Success brings things like fame, financial abundance, being the center of attention, good feelings about yourself, and so on. If you don’t feel like you deserve success and everything that comes with it, you will always self-sabotage.

The techniques to overcome fears are similar to those used in assertiveness training. Expose yourself to smaller challenges, join group or individual therapy to explore the underlying reasons, and try techniques like visualization, affirmations, etc.

3. Make sure you don’t have unreasonably big goals and expectations in life

Yes, we all have to dream big. But life has its limitations, and we must make sure we don’t get caught in narcissistic grandiosity, driven by completely unrealistic expectations as to how fast we can achieve something. 

Unrealistic expectations lead to disappointments, and big life disappointments usually lead to procrastination or giving up.

Here’s how it happens. When you have unrealistic goals and realize after your first try that it will be much harder to achieve them than you thought, you may start to procrastinate. 

It’s called the Valley of Despair and is part of the Dunning-Kruger effect. You may start doubting yourself and asking if you even have what it takes to achieve your goals. For a while, you struggle with procrastination, and soon you give up.

There are at least two things you can do about it:

  • Focus more on the process than the outcome; nothing worthwhile comes easily
  • Have big dreams, but start small; slice and dice your goals into little steps

4. If you believe you are a lazy person, make an identity shift

If you see yourself as a lazy person, the best solution is to change that perception within yourself. 

If you want to deal with procrastination due to laziness once and for all, you’ll first have to see yourself as an ultra-productive person. But before that, you must explore your underlying beliefs.

Ask yourself: “what beliefs are supporting my laziness?” Imagine yourself as an ultra-productive person, never suffering from procrastination. How does your life look? Do you see any benefits? 

Here are a few additional ideas that may help you:

  • Visualize your new identity and try to feel good about yourself.
  • Write down the rewards you’ll get if you try harder (your whys). And make sure you really do reward yourself for small efforts.
  • Try to support your new identity with small productivity actions – where you would normally procrastinate at a small task, do it immediately instead.

If you don’t see yourself as a lazy person and you actually are (we all have blind spots), well, first you have to become aware of it. 

Maybe you can ask 10 people in your professional and personal life if they see you as a lazy person. Or benchmark your working outputs with 5 other people that have the same position as you do. That may be a good start.
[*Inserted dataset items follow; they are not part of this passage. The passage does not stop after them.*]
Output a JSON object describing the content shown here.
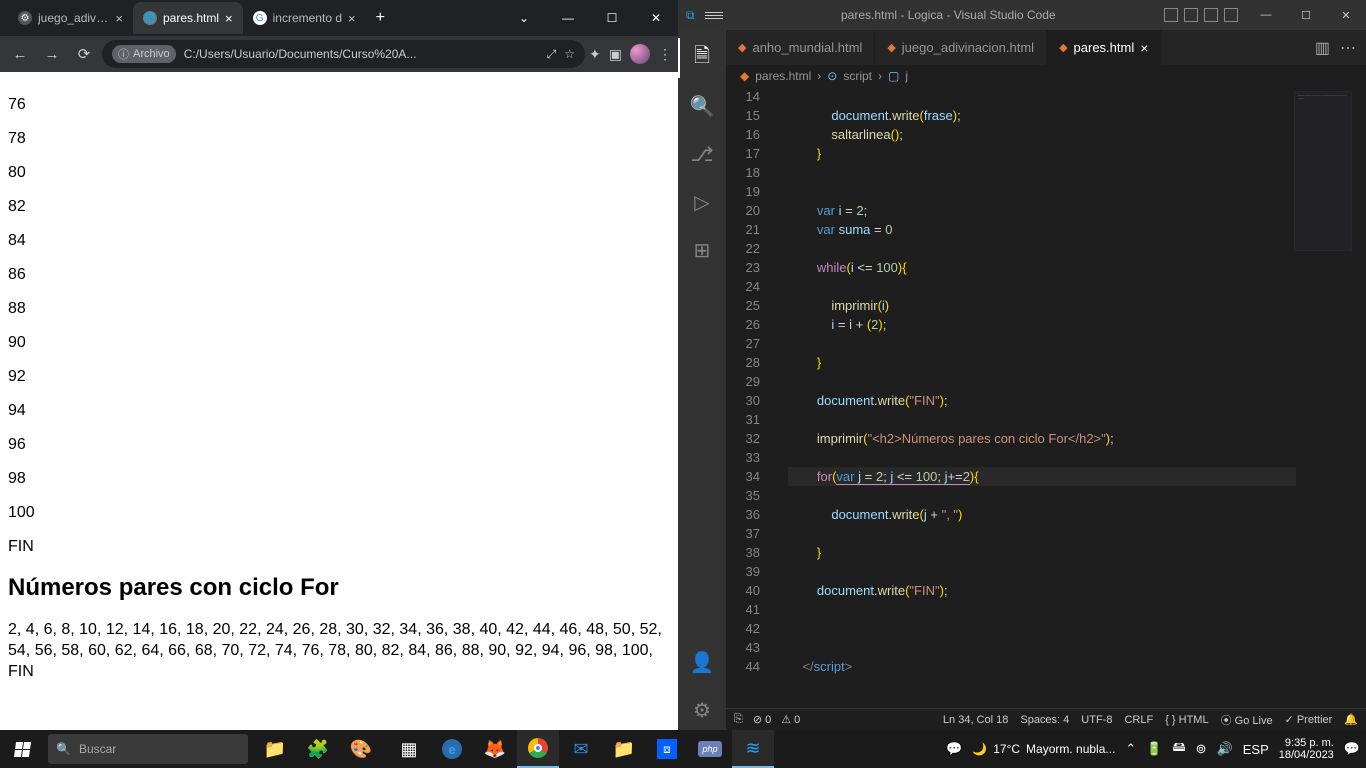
{
  "chrome": {
    "tabs": [
      {
        "label": "juego_adivina",
        "fav": "⚙",
        "favbg": "#555"
      },
      {
        "label": "pares.html",
        "fav": "🌐",
        "favbg": "#777",
        "active": true
      },
      {
        "label": "incremento d",
        "fav": "G",
        "favbg": "#fff"
      }
    ],
    "win": {
      "drop": "⌄",
      "min": "—",
      "max": "☐",
      "close": "✕"
    },
    "nav": {
      "back": "←",
      "fwd": "→",
      "reload": "⟳"
    },
    "info_chip_icon": "ⓘ",
    "info_chip_text": "Archivo",
    "url": "C:/Users/Usuario/Documents/Curso%20A...",
    "right": {
      "trans": "⤢",
      "star": "☆",
      "ext": "✦",
      "tile": "▣",
      "menu": "⋮"
    }
  },
  "page": {
    "nums": [
      "76",
      "78",
      "80",
      "82",
      "84",
      "86",
      "88",
      "90",
      "92",
      "94",
      "96",
      "98",
      "100"
    ],
    "fin": "FIN",
    "h2": "Números pares con ciclo For",
    "inline": "2, 4, 6, 8, 10, 12, 14, 16, 18, 20, 22, 24, 26, 28, 30, 32, 34, 36, 38, 40, 42, 44, 46, 48, 50, 52, 54, 56, 58, 60, 62, 64, 66, 68, 70, 72, 74, 76, 78, 80, 82, 84, 86, 88, 90, 92, 94, 96, 98, 100, FIN"
  },
  "vscode": {
    "title": "pares.html - Logica - Visual Studio Code",
    "win": {
      "min": "—",
      "max": "☐",
      "close": "✕"
    },
    "tabs": [
      {
        "label": "anho_mundial.html"
      },
      {
        "label": "juego_adivinacion.html"
      },
      {
        "label": "pares.html",
        "active": true
      }
    ],
    "breadcrumb": {
      "file": "pares.html",
      "seg1": "script",
      "seg2": "j"
    },
    "lines": [
      {
        "n": 14,
        "html": "        "
      },
      {
        "n": 15,
        "html": "            <span class='v'>document</span><span class='p'>.</span><span class='f'>write</span><span class='b'>(</span><span class='v'>frase</span><span class='b'>)</span><span class='p'>;</span>"
      },
      {
        "n": 16,
        "html": "            <span class='f'>saltarlinea</span><span class='b'>()</span><span class='p'>;</span>"
      },
      {
        "n": 17,
        "html": "        <span class='b'>}</span>"
      },
      {
        "n": 18,
        "html": ""
      },
      {
        "n": 19,
        "html": ""
      },
      {
        "n": 20,
        "html": "        <span class='k'>var</span> <span class='v'>i</span> <span class='p'>=</span> <span class='n'>2</span><span class='p'>;</span>"
      },
      {
        "n": 21,
        "html": "        <span class='k'>var</span> <span class='v'>suma</span> <span class='p'>=</span> <span class='n'>0</span>"
      },
      {
        "n": 22,
        "html": ""
      },
      {
        "n": 23,
        "html": "        <span class='kf'>while</span><span class='b'>(</span><span class='v'>i</span> <span class='p'>&lt;=</span> <span class='n'>100</span><span class='b'>){</span>"
      },
      {
        "n": 24,
        "html": ""
      },
      {
        "n": 25,
        "html": "            <span class='f'>imprimir</span><span class='b'>(</span><span class='v'>i</span><span class='b'>)</span>"
      },
      {
        "n": 26,
        "html": "            <span class='v'>i</span> <span class='p'>=</span> <span class='v'>i</span> <span class='p'>+</span> <span class='b'>(</span><span class='n'>2</span><span class='b'>)</span><span class='p'>;</span>"
      },
      {
        "n": 27,
        "html": ""
      },
      {
        "n": 28,
        "html": "        <span class='b'>}</span>"
      },
      {
        "n": 29,
        "html": ""
      },
      {
        "n": 30,
        "html": "        <span class='v'>document</span><span class='p'>.</span><span class='f'>write</span><span class='b'>(</span><span class='s'>\"FIN\"</span><span class='b'>)</span><span class='p'>;</span>"
      },
      {
        "n": 31,
        "html": ""
      },
      {
        "n": 32,
        "html": "        <span class='f'>imprimir</span><span class='b'>(</span><span class='s'>\"&lt;h2&gt;Números pares con ciclo For&lt;/h2&gt;\"</span><span class='b'>)</span><span class='p'>;</span>"
      },
      {
        "n": 33,
        "html": ""
      },
      {
        "n": 34,
        "html": "        <span class='kf'>for</span><span class='b'>(</span><span class='underline'><span class='k'>var</span> <span class='v'>j</span> <span class='p'>=</span> <span class='n'>2</span><span class='p'>;</span> <span class='v'>j</span> <span class='p'>&lt;=</span> <span class='n'>100</span><span class='p'>;</span> <span class='v'>j</span><span class='p'>+=</span><span class='n'>2</span></span><span class='b'>){</span>",
        "hl": true
      },
      {
        "n": 35,
        "html": ""
      },
      {
        "n": 36,
        "html": "            <span class='v'>document</span><span class='p'>.</span><span class='f'>write</span><span class='b'>(</span><span class='v'>j</span> <span class='p'>+</span> <span class='s'>\", \"</span><span class='b'>)</span>"
      },
      {
        "n": 37,
        "html": ""
      },
      {
        "n": 38,
        "html": "        <span class='b'>}</span>"
      },
      {
        "n": 39,
        "html": ""
      },
      {
        "n": 40,
        "html": "        <span class='v'>document</span><span class='p'>.</span><span class='f'>write</span><span class='b'>(</span><span class='s'>\"FIN\"</span><span class='b'>)</span><span class='p'>;</span>"
      },
      {
        "n": 41,
        "html": ""
      },
      {
        "n": 42,
        "html": ""
      },
      {
        "n": 43,
        "html": ""
      },
      {
        "n": 44,
        "html": "    <span class='t'>&lt;/</span><span class='k'>script</span><span class='t'>&gt;</span>"
      }
    ],
    "status": {
      "remote": "⎘",
      "err": "⊘ 0",
      "warn": "⚠ 0",
      "pos": "Ln 34, Col 18",
      "spaces": "Spaces: 4",
      "enc": "UTF-8",
      "eol": "CRLF",
      "lang": "{ } HTML",
      "live": "⦿ Go Live",
      "prettier": "✓ Prettier",
      "bell": "🔔"
    }
  },
  "taskbar": {
    "search_placeholder": "Buscar",
    "icons": [
      "📁",
      "🧩",
      "🎨"
    ],
    "apps": [
      {
        "glyph": "▦",
        "color": "#fff"
      },
      {
        "glyph": "e",
        "color": "#3aa0e8",
        "bold": true,
        "circle": true
      },
      {
        "glyph": "🦊",
        "color": ""
      },
      {
        "glyph": "●",
        "color": "#4285f4",
        "bg": "#fff",
        "circle": true,
        "active": true,
        "isChrome": true
      },
      {
        "glyph": "✉",
        "color": "#2e8bd8"
      },
      {
        "glyph": "📁",
        "color": "#f6c453"
      },
      {
        "glyph": "⧈",
        "color": "#0061ff",
        "bg": "#0061ff",
        "isDropbox": true
      },
      {
        "glyph": "php",
        "color": "#fff",
        "bg": "#6e81b6",
        "small": true
      },
      {
        "glyph": "≋",
        "color": "#22a6f1",
        "active": true
      }
    ],
    "meet": "💬",
    "weather_icon": "🌙",
    "temp": "17°C",
    "weather_text": "Mayorm. nubla...",
    "tray": {
      "up": "⌃",
      "bat": "🔋",
      "usb": "🖴",
      "net": "⊚",
      "vol": "🔊",
      "lang": "ESP"
    },
    "time": "9:35 p. m.",
    "date": "18/04/2023",
    "notif": "💬"
  }
}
5. Improve your lifestyle to have more energy

If you don’t have high levels of energy, it’s very normal to procrastinate

A lack of energy may be caused by overworking, burnout, and temporary exhaustion, but it can be also caused by an unhealthy lifestyle. If you have a really poor diet with no exercise, small changes can have a big benefit on your productivity.

Here are a few recommendations for improving your lifestyle:

  • Get enough sleep (7 – 8 hours) and make sure it’s quality sleep
  • Eat a healthy diet with lots of green veggies, healthy fats, and low levels of sugar
  • Have a few smaller meals throughout the day, so you keep your insulin levels steady
  • Avoid unhealthy snacks
  • Help yourself with a few basic supplements
  • Exercise a few times per week
  • Drink enough water
  • Make sure you aren't destroying your body and spirit with addictions

There’s no big philosophy here, just do it. Go sleep early, add veggies to every meal, always have healthy snacks within reach, go for a walk or exercise every day, drink water and so on. 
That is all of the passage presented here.